Que faire? Hier dans le métro, j'ai donné une pièce à un jeune homme et ma voisine, une vieille dame avec son Caddie, m'a murmuré gentiment: «Moi, je ne donne jamais, ça ne sert à rien, il recommence le lendemain, vous savez.» Oui, je sais, il est comme nous, il a faim tous les jours. Alors on peut signer des pétitions («Monsieur le président iranien, j'ai l'honneur de…»), participer à des marches (lu sur le Web : «Organisons une grande marche pour Alep, mais plutôt en janvier car c'est compliqué de mobiliser pendant les fêtes»). Nos initiatives sont inutiles ou pitoyables, notre sentiment d'impuissance nous cloue. La «solution» pour continuer notre existence ordinaire, surtout entre le 24 et le 31 décembre, consiste alors à nous débarrasser de questions douloureuses et de sentiments aussi pénibles que la honte ou l'effroi.

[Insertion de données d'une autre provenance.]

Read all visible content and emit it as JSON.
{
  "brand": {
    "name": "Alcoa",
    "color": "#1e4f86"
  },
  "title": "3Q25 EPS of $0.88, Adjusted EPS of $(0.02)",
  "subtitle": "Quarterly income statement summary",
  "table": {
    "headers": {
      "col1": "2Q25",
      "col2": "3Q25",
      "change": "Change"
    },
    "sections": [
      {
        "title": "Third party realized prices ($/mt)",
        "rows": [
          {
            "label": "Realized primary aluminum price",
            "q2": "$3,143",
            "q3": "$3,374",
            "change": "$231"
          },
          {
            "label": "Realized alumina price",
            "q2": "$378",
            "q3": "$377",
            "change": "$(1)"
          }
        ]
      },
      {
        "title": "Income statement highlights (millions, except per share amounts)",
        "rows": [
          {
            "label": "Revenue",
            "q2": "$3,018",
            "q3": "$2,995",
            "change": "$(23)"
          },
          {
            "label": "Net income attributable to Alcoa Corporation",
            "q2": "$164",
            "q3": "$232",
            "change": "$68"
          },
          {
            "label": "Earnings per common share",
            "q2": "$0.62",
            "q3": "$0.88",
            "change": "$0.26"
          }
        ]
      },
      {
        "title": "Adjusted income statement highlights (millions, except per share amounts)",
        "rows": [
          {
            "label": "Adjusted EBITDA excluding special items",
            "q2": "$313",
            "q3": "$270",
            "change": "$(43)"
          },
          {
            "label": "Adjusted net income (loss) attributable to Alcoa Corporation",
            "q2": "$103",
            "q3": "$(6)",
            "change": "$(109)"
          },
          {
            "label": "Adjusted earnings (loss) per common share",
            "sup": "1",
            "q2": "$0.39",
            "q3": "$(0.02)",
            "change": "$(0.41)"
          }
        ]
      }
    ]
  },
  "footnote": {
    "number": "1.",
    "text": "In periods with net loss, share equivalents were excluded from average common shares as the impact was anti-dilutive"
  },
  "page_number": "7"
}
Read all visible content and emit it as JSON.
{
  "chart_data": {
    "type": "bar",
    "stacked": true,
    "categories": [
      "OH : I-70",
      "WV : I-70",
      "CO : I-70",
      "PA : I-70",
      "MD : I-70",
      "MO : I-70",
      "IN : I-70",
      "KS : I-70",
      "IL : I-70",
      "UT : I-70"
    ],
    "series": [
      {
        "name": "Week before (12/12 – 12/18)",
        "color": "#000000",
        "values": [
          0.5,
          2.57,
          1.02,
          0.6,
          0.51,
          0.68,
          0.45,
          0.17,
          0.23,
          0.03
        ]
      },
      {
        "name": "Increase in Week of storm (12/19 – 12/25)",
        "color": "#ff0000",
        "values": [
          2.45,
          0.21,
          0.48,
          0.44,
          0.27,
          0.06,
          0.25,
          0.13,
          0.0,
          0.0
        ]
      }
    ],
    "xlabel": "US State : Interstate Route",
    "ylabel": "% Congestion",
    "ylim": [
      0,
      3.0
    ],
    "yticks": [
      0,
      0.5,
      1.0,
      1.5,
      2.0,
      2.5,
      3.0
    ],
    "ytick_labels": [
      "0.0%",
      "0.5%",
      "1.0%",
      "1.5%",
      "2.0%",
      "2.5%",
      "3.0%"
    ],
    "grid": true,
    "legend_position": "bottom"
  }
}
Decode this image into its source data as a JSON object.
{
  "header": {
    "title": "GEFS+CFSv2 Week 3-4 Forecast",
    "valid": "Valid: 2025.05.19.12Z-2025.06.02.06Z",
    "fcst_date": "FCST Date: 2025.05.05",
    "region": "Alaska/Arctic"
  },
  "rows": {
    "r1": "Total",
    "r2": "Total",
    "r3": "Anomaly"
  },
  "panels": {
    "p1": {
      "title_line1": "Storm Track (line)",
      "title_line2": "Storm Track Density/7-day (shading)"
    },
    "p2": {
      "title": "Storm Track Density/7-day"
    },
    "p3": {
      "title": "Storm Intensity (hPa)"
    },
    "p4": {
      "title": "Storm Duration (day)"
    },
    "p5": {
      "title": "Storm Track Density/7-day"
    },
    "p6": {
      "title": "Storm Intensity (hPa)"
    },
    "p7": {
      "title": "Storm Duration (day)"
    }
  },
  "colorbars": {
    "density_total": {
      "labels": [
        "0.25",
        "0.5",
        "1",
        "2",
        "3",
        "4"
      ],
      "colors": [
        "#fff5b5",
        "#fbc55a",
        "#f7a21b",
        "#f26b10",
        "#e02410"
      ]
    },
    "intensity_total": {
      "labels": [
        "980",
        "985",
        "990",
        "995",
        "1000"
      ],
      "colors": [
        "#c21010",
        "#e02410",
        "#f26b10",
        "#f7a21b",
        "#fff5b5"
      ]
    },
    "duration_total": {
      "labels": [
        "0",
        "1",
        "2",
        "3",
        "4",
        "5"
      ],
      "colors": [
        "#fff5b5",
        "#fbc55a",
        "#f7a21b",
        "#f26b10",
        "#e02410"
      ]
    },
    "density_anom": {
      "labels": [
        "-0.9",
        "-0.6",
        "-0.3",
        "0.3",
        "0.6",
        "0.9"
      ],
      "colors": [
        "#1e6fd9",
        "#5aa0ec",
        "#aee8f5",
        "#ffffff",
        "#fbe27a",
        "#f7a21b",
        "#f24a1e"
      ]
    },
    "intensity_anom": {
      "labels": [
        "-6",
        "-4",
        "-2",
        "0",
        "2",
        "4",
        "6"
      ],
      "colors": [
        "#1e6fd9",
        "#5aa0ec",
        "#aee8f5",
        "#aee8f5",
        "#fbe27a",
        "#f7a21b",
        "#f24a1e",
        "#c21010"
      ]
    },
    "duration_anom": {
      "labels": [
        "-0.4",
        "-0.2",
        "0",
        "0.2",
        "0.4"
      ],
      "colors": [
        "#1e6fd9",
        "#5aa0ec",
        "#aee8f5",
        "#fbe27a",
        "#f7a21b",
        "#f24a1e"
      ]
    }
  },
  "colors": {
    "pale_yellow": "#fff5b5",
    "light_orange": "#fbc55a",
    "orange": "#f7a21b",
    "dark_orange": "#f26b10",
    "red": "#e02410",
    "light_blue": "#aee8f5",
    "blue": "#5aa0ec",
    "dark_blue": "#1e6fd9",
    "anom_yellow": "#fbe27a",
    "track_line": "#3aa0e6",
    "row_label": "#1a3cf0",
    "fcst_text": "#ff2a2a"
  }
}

Lorsqu’on parvient à diluer son malaise dans un mélange suffisant de cécité et d’oubli, on arrive à peu près à noyer le poisson —de toute façon, le poisson est déjà mort. Et tandis que le conflit se dissout dans le sang et le sang dans les larmes, la compassion se dissout dans la peur, la mémoire dans l’oubli, l’horreur dans les courses de Noël et les courses de Noël dans l’horreur. C’est ce qu’on appelle la période des fêtes —défaites de fin damnée. Pardon pour le mauvais jeu de mots, ça a toujours été ma solution personnelle. D’ailleurs, dans le chaos-monde, Edouard Glissant invite à la trouver: il faut à la fois «chanter notre lieu», dit-il, et œuvrer pour le métissage, d’où surgira de l’inattendu. A défaut de solution, voici une bonne résolution: entre l’autre et soi, préservons le lien humain.
PS: Me vient soudain, je ne sais d'où, le mot «absolution». Il fleure trop l'église à mon goût, mais le pardon qu'il suggère me fournit une idée concrète pour ce numéro de Libé: dans nos prisons surpeuplées façon Midnight Express, la justice pourrait gracier tous les petits délinquants en fin de peine. Quelques mois de moins au trou, cela ne ferait de mal à personne et du bien à beaucoup. L'absolution, une vraie solution, pour le coup. Ou, disons, la dispense de peine. L'expression est meilleure, je la garde.
Cette chronique est assurée en alternance par Christine Angot, Thomas Clerc, Camille Laurens et Sylvain Prudhomme.